Dysbiosis of the microbiota in neurocritically ill patients associated with coma and death: ammonia as a potential missing link

Xu et al. conclude that changes in gut microbiota in neurocritically ill patients seem to have an impact on their mortality [1]. We would like to add some comments. The authors described an overgrowth of opportunistic pathogens defined as dysbiosis in patients with neurocritical illness. This study had similar results to other studies regarding the appearance of pathogens and disappearance of commensals [2, 3]. Further, the authors said that dysbiosis of the microbiota in neurocritical patients can be reasonably presumed to increase the risk of infection, undernutrition, and unconsciousness [1]. Here we would like to link dysbiosis and unconsciousness, where increased production of ammonia may play an important role. Indeed, bacteria residing in the human gut produce urease which is beneficial in healthy hosts but pathogenic in hosts with liver disease [4]. Urea produced by the liver is both excreted in urine and transported into the colon, where it is hydrolyzed by bacterial urease into carbon dioxide and ammonia [4]. Circulating ammonia is correlated with brain damage in patients with acute or chronic liver disease resulting in hepatic encephalopathy. In Xu’s study, nearly 40% of the patients had liver disease [1]. It is somewhat unfortunate that blood ammonia was not measured. This would have been of great utility to better interpret the results of their study [1, 4].
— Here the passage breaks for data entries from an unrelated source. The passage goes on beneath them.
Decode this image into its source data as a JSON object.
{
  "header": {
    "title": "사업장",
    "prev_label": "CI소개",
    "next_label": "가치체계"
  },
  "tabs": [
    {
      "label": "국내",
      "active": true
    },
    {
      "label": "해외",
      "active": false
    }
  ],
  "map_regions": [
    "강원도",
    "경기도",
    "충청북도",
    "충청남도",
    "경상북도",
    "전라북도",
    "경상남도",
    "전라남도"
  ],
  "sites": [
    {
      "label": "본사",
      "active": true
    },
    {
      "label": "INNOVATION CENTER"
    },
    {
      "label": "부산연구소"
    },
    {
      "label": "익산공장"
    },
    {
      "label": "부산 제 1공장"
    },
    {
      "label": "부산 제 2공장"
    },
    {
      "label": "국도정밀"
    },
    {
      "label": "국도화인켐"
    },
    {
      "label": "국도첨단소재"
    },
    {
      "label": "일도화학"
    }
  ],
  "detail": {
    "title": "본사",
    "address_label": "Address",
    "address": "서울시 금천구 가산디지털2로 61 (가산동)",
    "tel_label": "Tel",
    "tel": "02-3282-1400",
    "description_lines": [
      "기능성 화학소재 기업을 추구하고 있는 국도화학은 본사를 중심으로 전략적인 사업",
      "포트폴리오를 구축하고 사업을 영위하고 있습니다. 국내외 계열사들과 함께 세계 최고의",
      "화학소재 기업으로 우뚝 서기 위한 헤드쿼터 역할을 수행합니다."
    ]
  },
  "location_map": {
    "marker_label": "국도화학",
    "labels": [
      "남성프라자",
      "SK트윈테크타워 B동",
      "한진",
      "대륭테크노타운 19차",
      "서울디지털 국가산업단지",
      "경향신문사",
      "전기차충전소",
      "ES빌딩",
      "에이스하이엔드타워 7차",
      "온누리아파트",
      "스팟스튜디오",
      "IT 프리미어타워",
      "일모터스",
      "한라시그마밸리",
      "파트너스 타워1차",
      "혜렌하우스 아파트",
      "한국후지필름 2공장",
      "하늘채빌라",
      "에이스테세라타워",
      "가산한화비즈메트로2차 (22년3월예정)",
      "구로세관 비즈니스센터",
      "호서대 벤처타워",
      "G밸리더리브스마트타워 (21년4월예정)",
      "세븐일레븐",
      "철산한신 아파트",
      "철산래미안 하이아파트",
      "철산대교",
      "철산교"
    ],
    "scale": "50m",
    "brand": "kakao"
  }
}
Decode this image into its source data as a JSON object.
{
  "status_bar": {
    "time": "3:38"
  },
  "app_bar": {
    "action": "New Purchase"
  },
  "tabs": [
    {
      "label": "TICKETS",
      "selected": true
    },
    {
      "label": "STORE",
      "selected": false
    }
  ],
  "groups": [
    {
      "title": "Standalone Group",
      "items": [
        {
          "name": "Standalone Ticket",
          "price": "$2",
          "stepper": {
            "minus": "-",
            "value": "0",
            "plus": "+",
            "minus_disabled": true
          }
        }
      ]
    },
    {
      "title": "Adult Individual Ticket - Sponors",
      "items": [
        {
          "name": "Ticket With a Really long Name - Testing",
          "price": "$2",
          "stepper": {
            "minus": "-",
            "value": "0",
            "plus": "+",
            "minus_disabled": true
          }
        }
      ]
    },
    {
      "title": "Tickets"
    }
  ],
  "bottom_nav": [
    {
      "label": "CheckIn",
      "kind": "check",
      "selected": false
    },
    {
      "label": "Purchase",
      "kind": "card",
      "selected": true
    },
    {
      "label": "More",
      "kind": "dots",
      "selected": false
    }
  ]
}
Xu also suggested that critical illness could lead to microbial translocation, potentially explaining the association between specific pathogens and mortality [1]. Another valid explanation, knowing that there was an overgrowth of enterobacteriaceae in this study [1], could be the translocation of endotoxin [5]. Indeed, translocation of endotoxin can trigger sepsis, septic shock, and secondary peritonitis [5]. This may have been an important contributing factor in this study, particularly in the 40% of patients who had liver disease [1] and therefore were less capable of filtering endotoxin [1, 5]. Measurement of endotoxin levels could be a useful addition in further studies.